Influence of non-steroid anti-inflammatory drugs (NSAIDs) on hepatic tyrosine aminotransferase (TA) activity in rats in vitro and in vivo

Abstract

Indomethacin, flufenamic acid, mefenamic acid, gold sodium thiosulphate and ibuprofen were found to be inhibitors of hepatic TA in vitro.
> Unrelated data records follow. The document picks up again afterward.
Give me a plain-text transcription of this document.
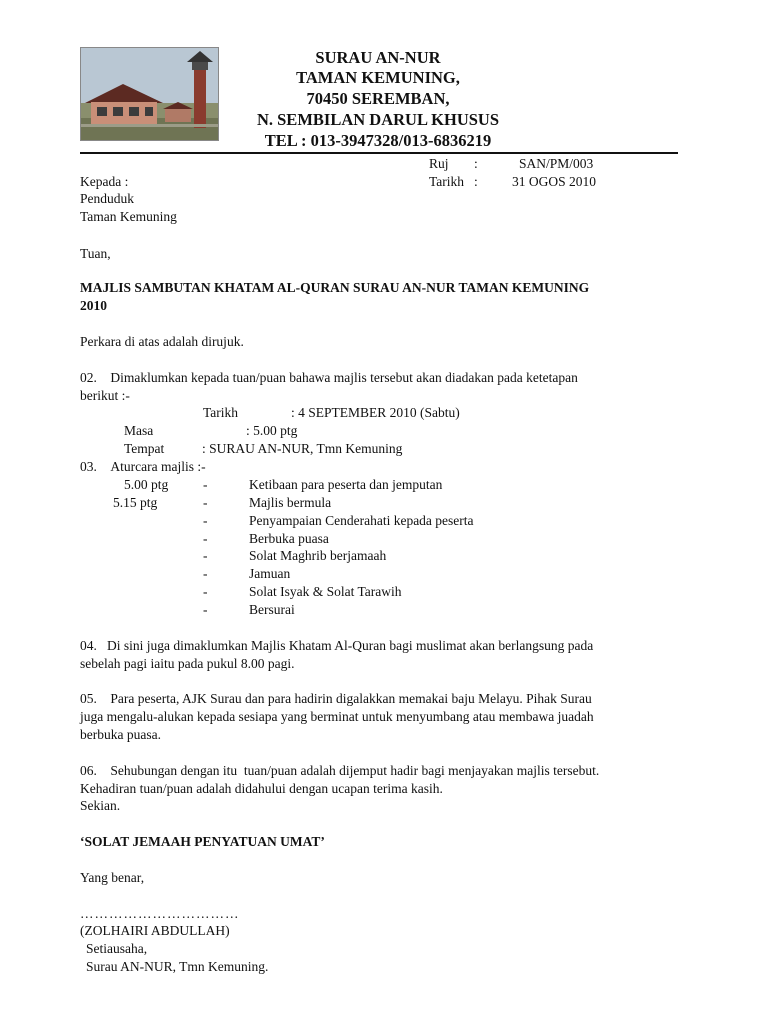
SURAU AN-NUR
TAMAN KEMUNING,
70450 SEREMBAN,
N. SEMBILAN DARUL KHUSUS
TEL : 013-3947328/013-6836219
Ruj :	SAN/PM/003
Kepada :	Tarikh :	31 OGOS 2010
Penduduk
Taman Kemuning
Tuan,
MAJLIS SAMBUTAN KHATAM AL-QURAN SURAU AN-NUR TAMAN KEMUNING
2010
Perkara di atas adalah dirujuk.
02.    Dimaklumkan kepada tuan/puan bahawa majlis tersebut akan diadakan pada ketetapan
berikut :-
Tarikh	: 4 SEPTEMBER 2010 (Sabtu)
Masa	: 5.00 ptg
Tempat	: SURAU AN-NUR, Tmn Kemuning
03.    Aturcara majlis :-
5.00 ptg	-	Ketibaan para peserta dan jemputan
5.15 ptg	-	Majlis bermula
-	Penyampaian Cenderahati kepada peserta
-	Berbuka puasa
-	Solat Maghrib berjamaah
-	Jamuan
-	Solat Isyak & Solat Tarawih
-	Bersurai
04.   Di sini juga dimaklumkan Majlis Khatam Al-Quran bagi muslimat akan berlangsung pada
sebelah pagi iaitu pada pukul 8.00 pagi.
05.    Para peserta, AJK Surau dan para hadirin digalakkan memakai baju Melayu. Pihak Surau
juga mengalu-alukan kepada sesiapa yang berminat untuk menyumbang atau membawa juadah
berbuka puasa.
06.    Sehubungan dengan itu  tuan/puan adalah dijemput hadir bagi menjayakan majlis tersebut.
Kehadiran tuan/puan adalah didahului dengan ucapan terima kasih.
Sekian.
‘SOLAT JEMAAH PENYATUAN UMAT’
Yang benar,
……………………………
(ZOLHAIRI ABDULLAH)
Setiausaha,
Surau AN-NUR, Tmn Kemuning.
The type of inhibition was competitive relative to l-tyrosine; apparent K i values ranged from 0.7 × 10 −4 to 1.18 × 10 −3 M. Several other NSAIDs did not, or poorly, inhibit TA at concentrations of ≤ 10 −3M. In intact rats, TA activity was stimulated 18-fold by pretreatment with mefenamic acid, 7-fold by dimethylsulfoxide and ibuprofen, 5-fold by acetylsalicylic and flufenamic acid, and doubled by benzydamine, amidopyrine, sodium salicylate and gold sodium thiosulphate. Indomethacin was somewhat less effective. Drug dosage was 20 per cent of the acute p.o. LD 50, three times with 12-hourly intervals. Phenylbutazone, chloroquine and cyclophosphamide significantly increased TA activity also, though the dose was smaller relative to LD 50. Adrenalectomy decreased the drug effects in almost all cases. Equi-toxic i.p. or p.o. doses of acetylsalicylic acid were equi-effective in intact rats. The action was dose-dependent and could be observed at a therapeutic dose. Elevated TA activities were determined up to 28 hrs after the last drug administration. Concomitant administration of glucose did not suppress the effect of mefenamic acid. The findings led to the following hypothesis: TA stimulation by NSAIDs depends on the actions of endogenous corticosteroids and, possibly, cyclic 3',5'-AMP. Similar processes might play a role in the anti-inflammatory mechanism of NSAIDs.